Gemeinsame Losung aller Protestierenden sei die Forderung nach freier Meinungsäußerung und einem freien Leben, sagte Shermin Langhoff. Sie forderte Akteure der deutsch-türkischen Beziehungen auf allen Ebenen der Bundesrepublik auf, die aktuelle politische Lage bei dem EU-Beitrittskandidaten „aufmerksam und sensibel zu beobachten“.

Die Theatermacherin hatte kurz nach ihrer Rückkehr aus Istanbul beim Hoffest des Regierenden Bürgermeisters Klaus Wowereit (SPD) in Berlin am Dienstag einen weißen Mundschutz getragen. Sie bezeichnete das als Zeichen der Solidarität mit den Protestierenden in türkischen Städten: „Wir leben in einer globalisierten Welt.
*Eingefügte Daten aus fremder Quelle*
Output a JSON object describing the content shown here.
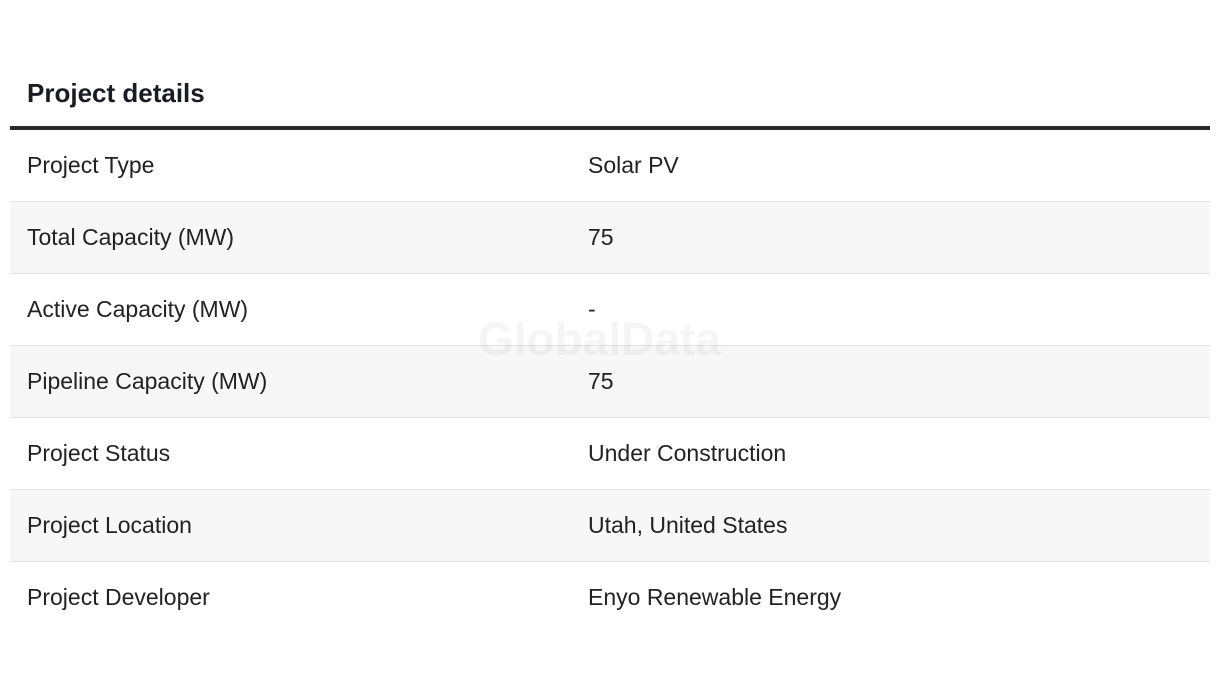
{
  "header": {
    "title": "Project details"
  },
  "watermark": "GlobalData",
  "table": {
    "rows": [
      [
        "Project Type",
        "Solar PV"
      ],
      [
        "Total Capacity (MW)",
        "75"
      ],
      [
        "Active Capacity (MW)",
        "-"
      ],
      [
        "Pipeline Capacity (MW)",
        "75"
      ],
      [
        "Project Status",
        "Under Construction"
      ],
      [
        "Project Location",
        "Utah, United States"
      ],
      [
        "Project Developer",
        "Enyo Renewable Energy"
      ]
    ]
  }
}
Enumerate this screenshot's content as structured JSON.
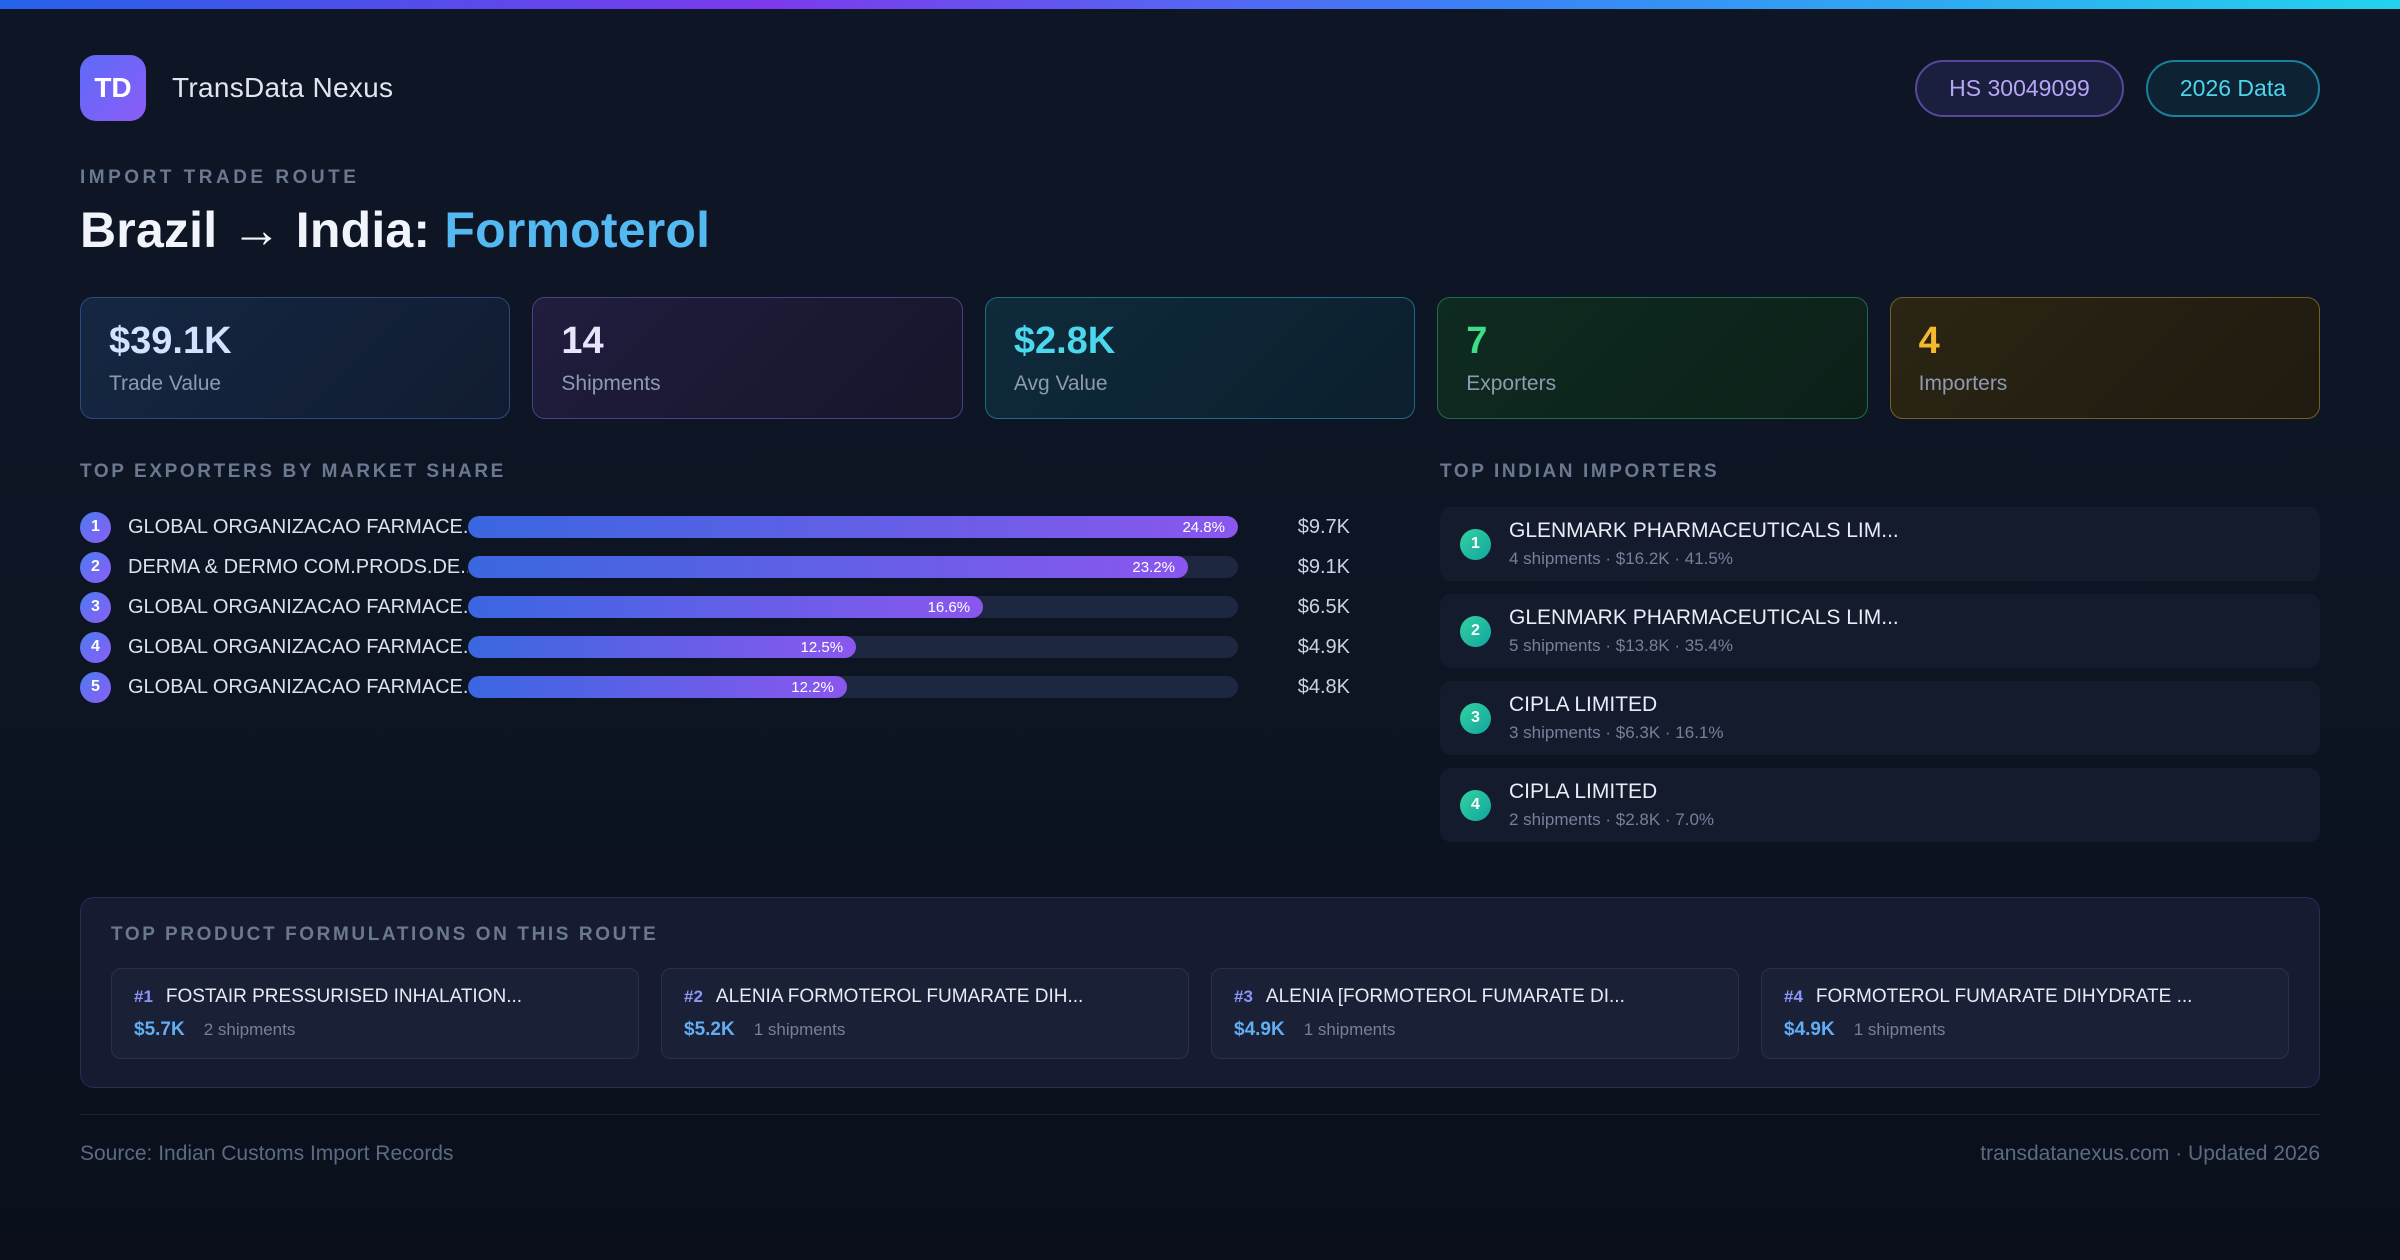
{
  "colors": {
    "accent_blue": "#55b9f1",
    "bar_gradient_start": "#3a67e0",
    "bar_gradient_end": "#8a57ee",
    "importer_badge_teal": "#2dd4a2",
    "stat_cyan": "#4cd7ef",
    "stat_green": "#3fdc8a",
    "stat_amber": "#f5b82e"
  },
  "header": {
    "logo_text": "TD",
    "brand": "TransData Nexus",
    "hs_badge": "HS 30049099",
    "year_badge": "2026 Data"
  },
  "hero": {
    "eyebrow": "IMPORT TRADE ROUTE",
    "title_route": "Brazil → India:",
    "title_accent": "Formoterol"
  },
  "stats": [
    {
      "value": "$39.1K",
      "label": "Trade Value"
    },
    {
      "value": "14",
      "label": "Shipments"
    },
    {
      "value": "$2.8K",
      "label": "Avg Value"
    },
    {
      "value": "7",
      "label": "Exporters"
    },
    {
      "value": "4",
      "label": "Importers"
    }
  ],
  "exporters": {
    "title": "TOP EXPORTERS BY MARKET SHARE",
    "max_share": 24.8,
    "rows": [
      {
        "rank": "1",
        "name": "GLOBAL ORGANIZACAO FARMACE...",
        "share": 24.8,
        "share_label": "24.8%",
        "value": "$9.7K"
      },
      {
        "rank": "2",
        "name": "DERMA & DERMO COM.PRODS.DE...",
        "share": 23.2,
        "share_label": "23.2%",
        "value": "$9.1K"
      },
      {
        "rank": "3",
        "name": "GLOBAL ORGANIZACAO FARMACE...",
        "share": 16.6,
        "share_label": "16.6%",
        "value": "$6.5K"
      },
      {
        "rank": "4",
        "name": "GLOBAL ORGANIZACAO FARMACE...",
        "share": 12.5,
        "share_label": "12.5%",
        "value": "$4.9K"
      },
      {
        "rank": "5",
        "name": "GLOBAL ORGANIZACAO FARMACE...",
        "share": 12.2,
        "share_label": "12.2%",
        "value": "$4.8K"
      }
    ]
  },
  "importers": {
    "title": "TOP INDIAN IMPORTERS",
    "rows": [
      {
        "rank": "1",
        "name": "GLENMARK PHARMACEUTICALS LIM...",
        "meta": "4 shipments · $16.2K · 41.5%"
      },
      {
        "rank": "2",
        "name": "GLENMARK PHARMACEUTICALS LIM...",
        "meta": "5 shipments · $13.8K · 35.4%"
      },
      {
        "rank": "3",
        "name": "CIPLA LIMITED",
        "meta": "3 shipments · $6.3K · 16.1%"
      },
      {
        "rank": "4",
        "name": "CIPLA LIMITED",
        "meta": "2 shipments · $2.8K · 7.0%"
      }
    ]
  },
  "formulations": {
    "title": "TOP PRODUCT FORMULATIONS ON THIS ROUTE",
    "cards": [
      {
        "rank": "#1",
        "name": "FOSTAIR PRESSURISED INHALATION...",
        "value": "$5.7K",
        "shipments": "2 shipments"
      },
      {
        "rank": "#2",
        "name": "ALENIA FORMOTEROL FUMARATE DIH...",
        "value": "$5.2K",
        "shipments": "1 shipments"
      },
      {
        "rank": "#3",
        "name": "ALENIA [FORMOTEROL FUMARATE DI...",
        "value": "$4.9K",
        "shipments": "1 shipments"
      },
      {
        "rank": "#4",
        "name": "FORMOTEROL FUMARATE DIHYDRATE ...",
        "value": "$4.9K",
        "shipments": "1 shipments"
      }
    ]
  },
  "footer": {
    "source": "Source: Indian Customs Import Records",
    "site": "transdatanexus.com · Updated 2026"
  },
  "chart_data": {
    "type": "bar",
    "orientation": "horizontal",
    "title": "TOP EXPORTERS BY MARKET SHARE",
    "categories": [
      "GLOBAL ORGANIZACAO FARMACE...",
      "DERMA & DERMO COM.PRODS.DE...",
      "GLOBAL ORGANIZACAO FARMACE...",
      "GLOBAL ORGANIZACAO FARMACE...",
      "GLOBAL ORGANIZACAO FARMACE..."
    ],
    "values": [
      24.8,
      23.2,
      16.6,
      12.5,
      12.2
    ],
    "value_labels": [
      "$9.7K",
      "$9.1K",
      "$6.5K",
      "$4.9K",
      "$4.8K"
    ],
    "xlabel": "Market share (%)",
    "ylabel": "",
    "xlim": [
      0,
      24.8
    ],
    "grid": false,
    "legend": false
  }
}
Selbstverständlich haben lokale Konflikte einen translokalen Effekt, und dabei geht es nicht nur um Communitys oder die nach Deutschland Eingewanderten.“

Am Mittwoch übergaben in der Türkei Vertreter der Protestbewegung Vizeregierungschef Arinç eine Liste mit Forderungen der Demonstranten. Sie verlangten den Rücktritt von Polizeichefs, die Gewalt gegen Demonstranten angeordnet haben. Zudem sollen alle verhafteten Demonstranten freigelassen sowie das Bauprojekt gestoppt werden, an dem sich der Protest entzündet hatte. Auch sollen die Sicherheitskräfte kein Tränengas mehr einsetzen.